Borrowing from films like Gladiator and mixing in with elements of stoner comedy; this film feels like a revisionist western that shouldn’t really work as well as it does. His stylish direction gives him a flair that is almost unrivalled; and composing the score himself creates an instant mood – as a music producer background you’d expect nothing less, and the aesthetics he brings to The Book of Clarence really shines in selling the mood. The film brings forth the final days of Christ to the modern era in a way that counterbalances Scorsese’s The Last Temptation of Christ – rife with eccentric, daring risks that need to be taken. Much of the belief in the risks comes from the energy of Stanfield’s performance who is instantly likeable; with a well-rounded supporting cast that include Omar Sy as a newly freed invincible Gladiator – and Teyana Taylor as Mary Magdalene, who’s just beat Clarence in a Chariot race when we meet them both. The madcap energy of The Book of Clarence is evident from the start – and it keeps up that pace throughout.

Sprawling and chaotic it takes a while for The Book of Clarence to find its rhythm and Samuel sets out to go big from the start: he’s aware of the connotations of making a biblical epic in 2023; a genre that peaked in the 1950s – and the film’s spin away from Jesus in favour of telling Clarence’s story makes it for a laugh-a-minute riot; the grand-standing projections of his fraud that he tries to bring his Messiah status to the public at large are quickly seen through as a ruse by some, less so by others: and the balancing act of the clashes with his brother Paul make this an entertaining watch whilst avoiding the temptation to dip into parable territory. It’s never preachy but to call it not self-indulgent would be wrong, this is Samuel making the film that he’s wanted to make for a long time. It’s no surprise that for all the comedy this film ultimately gives way to a degree of sincerity in faith and belief.

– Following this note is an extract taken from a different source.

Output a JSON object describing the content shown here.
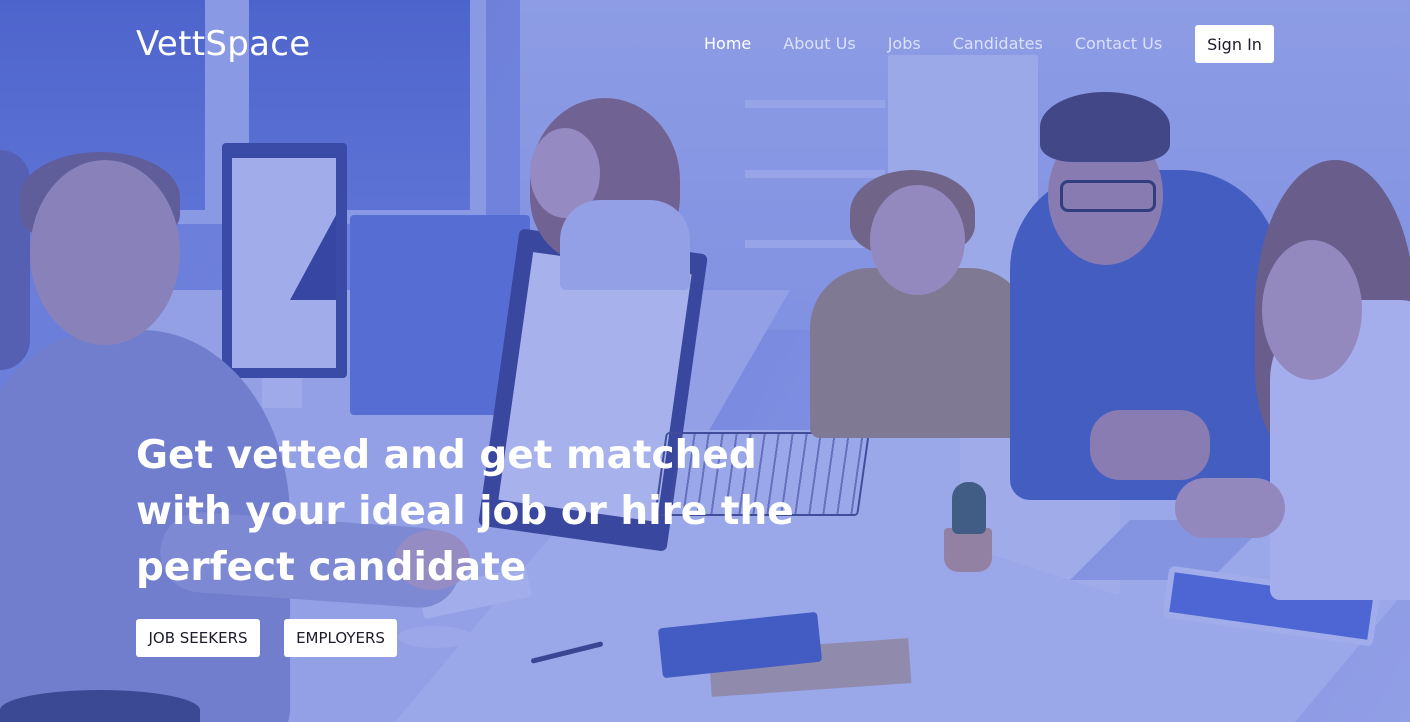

But that said: the humour is on point and incredibly; It doesn’t completely undermine the film’s final moments as a big shot in the first act is repurposed in the final one with little hint of a surprise or twist – it’s where The Book of Clarence dares to be at its most conventional, which is a real shame. But what we lose in convention we gain in the arrival of the Romans – with James McAvoy, complete with eye-liner, as a Pontius Pilate – and Benedict Cumberbatch’s cameo had the entire screen that I saw The Book of Clarence in hooting and hollering with laughter; executed in a way that – whilst going quite some way to undermine the tension of the final act, gives the film one last bow to wrap it up in.

The film shows Stanfield’s range as a movie star; able to hold audience’s attention at will. Where the film is lacking is Samuel’s style over substance, a visual album in parts more than a film: The Harder They Fall drew the same criticisms that will affect The Book of Clarence; and there’s no new jokes about the biblical epic that hasn’t been told before, you’ll get a sense of familiarity with a lot of them. But all the same it’s hard not to admire the energy that Samuels brings to the camera – and it’s sure to be a crowd-pleaser.